CVSS v3.1 Base Score Calculator
Use this calculator to estimate a vulnerability's base severity score from its CVSS metrics. This is useful when triaging a newly published CVE.
Severity: --
Vector: --
Note: This computes the Base Score only (not Temporal or Environmental adjustments).
What Is a CVE Calculator?
A CVE calculator helps security teams quickly estimate how dangerous a vulnerability is. In most real workflows, that means calculating or validating a CVSS score for a CVE (Common Vulnerabilities and Exposures) entry. The result gives you a standardized severity value from 0.0 to 10.0, which helps with patch prioritization and risk communication.
When a new vulnerability drops, teams often ask: “Do we patch this now, next sprint, or during normal maintenance?” A CVE/CVSS calculator turns scattered technical details into a consistent risk signal you can use in dashboards, tickets, and executive updates.
CVE vs CVSS: Quick Clarification
- CVE is the identifier (for example, CVE-2025-12345).
- CVSS is the scoring system used to measure severity and exploitability.
- A “CVE calculator” usually means a calculator for the CVSS metrics associated with that CVE.
How This Calculator Works
This page calculates the CVSS v3.1 Base Score using the official base metrics:
Exploitability Metrics
- Attack Vector (AV): How remote the attacker can be.
- Attack Complexity (AC): How hard the attack conditions are.
- Privileges Required (PR): Access needed before exploitation.
- User Interaction (UI): Whether a user must do something.
Impact Metrics
- Confidentiality (C): Potential exposure of sensitive data.
- Integrity (I): Potential for unauthorized changes.
- Availability (A): Potential service disruption.
- Scope (S): Whether compromise crosses trust boundaries.
Interpreting the Result
After calculation, you get a numeric score and a severity band:
- 0.0: None
- 0.1–3.9: Low
- 4.0–6.9: Medium
- 7.0–8.9: High
- 9.0–10.0: Critical
You also get a vector string such as CVSS:3.1/AV:N/AC:L/PR:N/UI:N/S:U/C:H/I:H/A:H, which is easy to copy into reports and ticketing systems.
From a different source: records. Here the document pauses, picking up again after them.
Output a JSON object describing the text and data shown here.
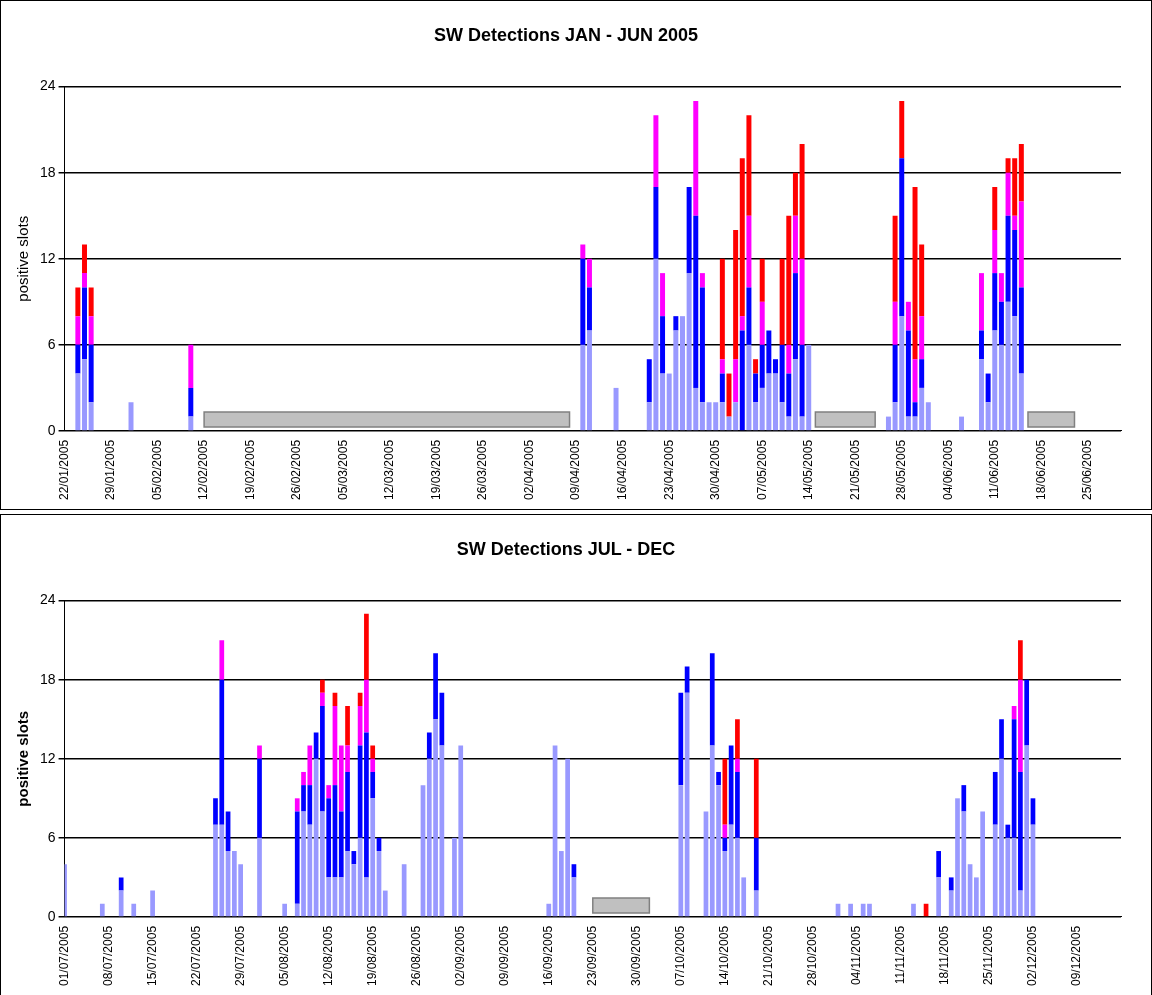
{
  "chart_data": [
    {
      "type": "bar",
      "title": "SW Detections JAN - JUN 2005",
      "ylabel": "positive slots",
      "stacked": true,
      "grid": "y",
      "xlim": [
        "2005-01-22",
        "2005-06-30"
      ],
      "ylim": [
        0,
        24
      ],
      "yticks": [
        0,
        6,
        12,
        18,
        24
      ],
      "xticks": [
        {
          "value": "2005-01-22",
          "label": "22/01/2005"
        },
        {
          "value": "2005-01-29",
          "label": "29/01/2005"
        },
        {
          "value": "2005-02-05",
          "label": "05/02/2005"
        },
        {
          "value": "2005-02-12",
          "label": "12/02/2005"
        },
        {
          "value": "2005-02-19",
          "label": "19/02/2005"
        },
        {
          "value": "2005-02-26",
          "label": "26/02/2005"
        },
        {
          "value": "2005-03-05",
          "label": "05/03/2005"
        },
        {
          "value": "2005-03-12",
          "label": "12/03/2005"
        },
        {
          "value": "2005-03-19",
          "label": "19/03/2005"
        },
        {
          "value": "2005-03-26",
          "label": "26/03/2005"
        },
        {
          "value": "2005-04-02",
          "label": "02/04/2005"
        },
        {
          "value": "2005-04-09",
          "label": "09/04/2005"
        },
        {
          "value": "2005-04-16",
          "label": "16/04/2005"
        },
        {
          "value": "2005-04-23",
          "label": "23/04/2005"
        },
        {
          "value": "2005-04-30",
          "label": "30/04/2005"
        },
        {
          "value": "2005-05-07",
          "label": "07/05/2005"
        },
        {
          "value": "2005-05-14",
          "label": "14/05/2005"
        },
        {
          "value": "2005-05-21",
          "label": "21/05/2005"
        },
        {
          "value": "2005-05-28",
          "label": "28/05/2005"
        },
        {
          "value": "2005-06-04",
          "label": "04/06/2005"
        },
        {
          "value": "2005-06-11",
          "label": "11/06/2005"
        },
        {
          "value": "2005-06-18",
          "label": "18/06/2005"
        },
        {
          "value": "2005-06-25",
          "label": "25/06/2005"
        }
      ],
      "x": [
        "2005-01-24",
        "2005-01-25",
        "2005-01-26",
        "2005-02-01",
        "2005-02-10",
        "2005-04-10",
        "2005-04-11",
        "2005-04-15",
        "2005-04-20",
        "2005-04-21",
        "2005-04-22",
        "2005-04-23",
        "2005-04-24",
        "2005-04-25",
        "2005-04-26",
        "2005-04-27",
        "2005-04-28",
        "2005-04-29",
        "2005-04-30",
        "2005-05-01",
        "2005-05-02",
        "2005-05-03",
        "2005-05-04",
        "2005-05-05",
        "2005-05-06",
        "2005-05-07",
        "2005-05-08",
        "2005-05-09",
        "2005-05-10",
        "2005-05-11",
        "2005-05-12",
        "2005-05-13",
        "2005-05-14",
        "2005-05-26",
        "2005-05-27",
        "2005-05-28",
        "2005-05-29",
        "2005-05-30",
        "2005-05-31",
        "2005-06-01",
        "2005-06-06",
        "2005-06-09",
        "2005-06-10",
        "2005-06-11",
        "2005-06-12",
        "2005-06-13",
        "2005-06-14",
        "2005-06-15"
      ],
      "series": [
        {
          "color": "#9999ff",
          "values": [
            4,
            5,
            2,
            2,
            1,
            6,
            7,
            3,
            2,
            12,
            4,
            4,
            7,
            8,
            11,
            3,
            2,
            2,
            2,
            2,
            1,
            2,
            null,
            6,
            2,
            3,
            4,
            4,
            2,
            1,
            5,
            1,
            6,
            1,
            2,
            8,
            1,
            1,
            3,
            2,
            1,
            5,
            2,
            7,
            6,
            9,
            8,
            4
          ]
        },
        {
          "color": "#0000ff",
          "values": [
            2,
            5,
            4,
            null,
            2,
            6,
            3,
            null,
            3,
            5,
            4,
            null,
            1,
            null,
            6,
            12,
            8,
            null,
            null,
            2,
            null,
            null,
            7,
            4,
            2,
            3,
            3,
            1,
            4,
            3,
            6,
            5,
            null,
            null,
            4,
            11,
            6,
            1,
            2,
            null,
            null,
            2,
            2,
            4,
            3,
            6,
            6,
            6
          ]
        },
        {
          "color": "#ff00ff",
          "values": [
            2,
            1,
            2,
            null,
            3,
            1,
            2,
            null,
            null,
            5,
            3,
            null,
            null,
            null,
            null,
            8,
            1,
            null,
            null,
            1,
            null,
            3,
            1,
            5,
            null,
            3,
            null,
            null,
            null,
            2,
            4,
            6,
            null,
            null,
            3,
            null,
            2,
            3,
            3,
            null,
            null,
            4,
            null,
            3,
            2,
            3,
            1,
            6
          ]
        },
        {
          "color": "#ff0000",
          "values": [
            2,
            2,
            2,
            null,
            null,
            null,
            null,
            null,
            null,
            null,
            null,
            null,
            null,
            null,
            null,
            null,
            null,
            null,
            null,
            7,
            3,
            9,
            11,
            7,
            1,
            3,
            null,
            null,
            6,
            9,
            3,
            8,
            null,
            null,
            6,
            4,
            null,
            12,
            5,
            null,
            null,
            null,
            null,
            3,
            null,
            1,
            4,
            4
          ]
        }
      ],
      "bands": [
        {
          "axis": "x",
          "from": "2005-02-12",
          "to": "2005-04-08",
          "color": "#c0c0c0"
        },
        {
          "axis": "x",
          "from": "2005-05-15",
          "to": "2005-05-24",
          "color": "#c0c0c0"
        },
        {
          "axis": "x",
          "from": "2005-06-16",
          "to": "2005-06-23",
          "color": "#c0c0c0"
        }
      ]
    },
    {
      "type": "bar",
      "title": "SW Detections JUL - DEC",
      "ylabel": "positive slots",
      "stacked": true,
      "grid": "y",
      "xlim": [
        "2005-07-01",
        "2005-12-16"
      ],
      "ylim": [
        0,
        24
      ],
      "yticks": [
        0,
        6,
        12,
        18,
        24
      ],
      "xticks": [
        {
          "value": "2005-07-01",
          "label": "01/07/2005"
        },
        {
          "value": "2005-07-08",
          "label": "08/07/2005"
        },
        {
          "value": "2005-07-15",
          "label": "15/07/2005"
        },
        {
          "value": "2005-07-22",
          "label": "22/07/2005"
        },
        {
          "value": "2005-07-29",
          "label": "29/07/2005"
        },
        {
          "value": "2005-08-05",
          "label": "05/08/2005"
        },
        {
          "value": "2005-08-12",
          "label": "12/08/2005"
        },
        {
          "value": "2005-08-19",
          "label": "19/08/2005"
        },
        {
          "value": "2005-08-26",
          "label": "26/08/2005"
        },
        {
          "value": "2005-09-02",
          "label": "02/09/2005"
        },
        {
          "value": "2005-09-09",
          "label": "09/09/2005"
        },
        {
          "value": "2005-09-16",
          "label": "16/09/2005"
        },
        {
          "value": "2005-09-23",
          "label": "23/09/2005"
        },
        {
          "value": "2005-09-30",
          "label": "30/09/2005"
        },
        {
          "value": "2005-10-07",
          "label": "07/10/2005"
        },
        {
          "value": "2005-10-14",
          "label": "14/10/2005"
        },
        {
          "value": "2005-10-21",
          "label": "21/10/2005"
        },
        {
          "value": "2005-10-28",
          "label": "28/10/2005"
        },
        {
          "value": "2005-11-04",
          "label": "04/11/2005"
        },
        {
          "value": "2005-11-11",
          "label": "11/11/2005"
        },
        {
          "value": "2005-11-18",
          "label": "18/11/2005"
        },
        {
          "value": "2005-11-25",
          "label": "25/11/2005"
        },
        {
          "value": "2005-12-02",
          "label": "02/12/2005"
        },
        {
          "value": "2005-12-09",
          "label": "09/12/2005"
        }
      ],
      "x": [
        "2005-07-01",
        "2005-07-07",
        "2005-07-10",
        "2005-07-12",
        "2005-07-15",
        "2005-07-25",
        "2005-07-26",
        "2005-07-27",
        "2005-07-28",
        "2005-07-29",
        "2005-08-01",
        "2005-08-05",
        "2005-08-07",
        "2005-08-08",
        "2005-08-09",
        "2005-08-10",
        "2005-08-11",
        "2005-08-12",
        "2005-08-13",
        "2005-08-14",
        "2005-08-15",
        "2005-08-16",
        "2005-08-17",
        "2005-08-18",
        "2005-08-19",
        "2005-08-20",
        "2005-08-21",
        "2005-08-24",
        "2005-08-27",
        "2005-08-28",
        "2005-08-29",
        "2005-08-30",
        "2005-09-01",
        "2005-09-02",
        "2005-09-16",
        "2005-09-17",
        "2005-09-18",
        "2005-09-19",
        "2005-09-20",
        "2005-10-07",
        "2005-10-08",
        "2005-10-11",
        "2005-10-12",
        "2005-10-13",
        "2005-10-14",
        "2005-10-15",
        "2005-10-16",
        "2005-10-17",
        "2005-10-19",
        "2005-11-01",
        "2005-11-03",
        "2005-11-05",
        "2005-11-06",
        "2005-11-13",
        "2005-11-15",
        "2005-11-17",
        "2005-11-19",
        "2005-11-20",
        "2005-11-21",
        "2005-11-22",
        "2005-11-23",
        "2005-11-24",
        "2005-11-26",
        "2005-11-27",
        "2005-11-28",
        "2005-11-29",
        "2005-11-30",
        "2005-12-01",
        "2005-12-02"
      ],
      "series": [
        {
          "color": "#9999ff",
          "values": [
            4,
            1,
            2,
            1,
            2,
            7,
            7,
            5,
            5,
            4,
            6,
            1,
            1,
            8,
            7,
            12,
            8,
            3,
            3,
            3,
            5,
            4,
            6,
            3,
            9,
            5,
            2,
            4,
            10,
            12,
            15,
            13,
            6,
            13,
            1,
            13,
            5,
            12,
            3,
            10,
            17,
            8,
            13,
            10,
            5,
            7,
            6,
            3,
            2,
            1,
            1,
            1,
            1,
            1,
            null,
            3,
            2,
            9,
            8,
            4,
            3,
            8,
            7,
            12,
            6,
            6,
            2,
            13,
            7
          ]
        },
        {
          "color": "#0000ff",
          "values": [
            null,
            null,
            1,
            null,
            null,
            2,
            11,
            3,
            null,
            null,
            6,
            null,
            7,
            2,
            3,
            2,
            8,
            6,
            7,
            5,
            6,
            1,
            7,
            11,
            2,
            1,
            null,
            null,
            null,
            2,
            5,
            4,
            null,
            null,
            null,
            null,
            null,
            null,
            1,
            7,
            2,
            null,
            7,
            1,
            1,
            6,
            5,
            null,
            4,
            null,
            null,
            null,
            null,
            null,
            null,
            2,
            1,
            null,
            2,
            null,
            null,
            null,
            4,
            3,
            1,
            9,
            9,
            5,
            2
          ]
        },
        {
          "color": "#ff00ff",
          "values": [
            null,
            null,
            null,
            null,
            null,
            null,
            3,
            null,
            null,
            null,
            1,
            null,
            1,
            1,
            3,
            null,
            1,
            1,
            6,
            5,
            2,
            null,
            3,
            4,
            1,
            null,
            null,
            null,
            null,
            null,
            null,
            null,
            null,
            null,
            null,
            null,
            null,
            null,
            null,
            null,
            null,
            null,
            null,
            null,
            1,
            null,
            1,
            null,
            null,
            null,
            null,
            null,
            null,
            null,
            null,
            null,
            null,
            null,
            null,
            null,
            null,
            null,
            null,
            null,
            null,
            1,
            7,
            null,
            null
          ]
        },
        {
          "color": "#ff0000",
          "values": [
            null,
            null,
            null,
            null,
            null,
            null,
            null,
            null,
            null,
            null,
            null,
            null,
            null,
            null,
            null,
            null,
            1,
            null,
            1,
            null,
            3,
            null,
            1,
            5,
            1,
            null,
            null,
            null,
            null,
            null,
            null,
            null,
            null,
            null,
            null,
            null,
            null,
            null,
            null,
            null,
            null,
            null,
            null,
            null,
            5,
            null,
            3,
            null,
            6,
            null,
            null,
            null,
            null,
            null,
            1,
            null,
            null,
            null,
            null,
            null,
            null,
            null,
            null,
            null,
            null,
            null,
            3,
            null,
            null
          ]
        }
      ],
      "bands": [
        {
          "axis": "x",
          "from": "2005-09-23",
          "to": "2005-10-02",
          "color": "#c0c0c0"
        }
      ]
    }
  ]
}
Practical Use in Vulnerability Management
1) Intake and Triaging
When an internal scan or external advisory references a new CVE, use this calculator to verify assumptions and normalize scoring across analysts.
2) Prioritization
Use CVSS as one input in a broader risk model. Combine it with asset criticality, exploit maturity, internet exposure, and whether compensating controls exist.
3) Communication
Scores and vector strings provide concise language for technical and non-technical stakeholders. Instead of saying “seems bad,” you can say “CVSS 9.8 Critical, network exploitable, no user interaction.”
Important Limitations
- Base score does not reflect your exact environment.
- Some medium CVEs are urgent if exposed on critical systems.
- Some high CVEs may be low practical risk if controls block exploitation.
- You should also track exploitation intelligence (for example, active exploitation in the wild).
Best Practice Workflow
- Calculate or verify CVSS base score.
- Check if affected assets are present in your environment.
- Add context: business impact, exposure, exploit availability, patch complexity.
- Set SLA and remediation owner.
- Retest and close with evidence.
Final Thoughts
A CVE calculator is simple but powerful. It gives teams a shared framework for discussing security risk and deciding what to fix first. Use the score to start the conversation, then layer in real-world context for stronger decisions.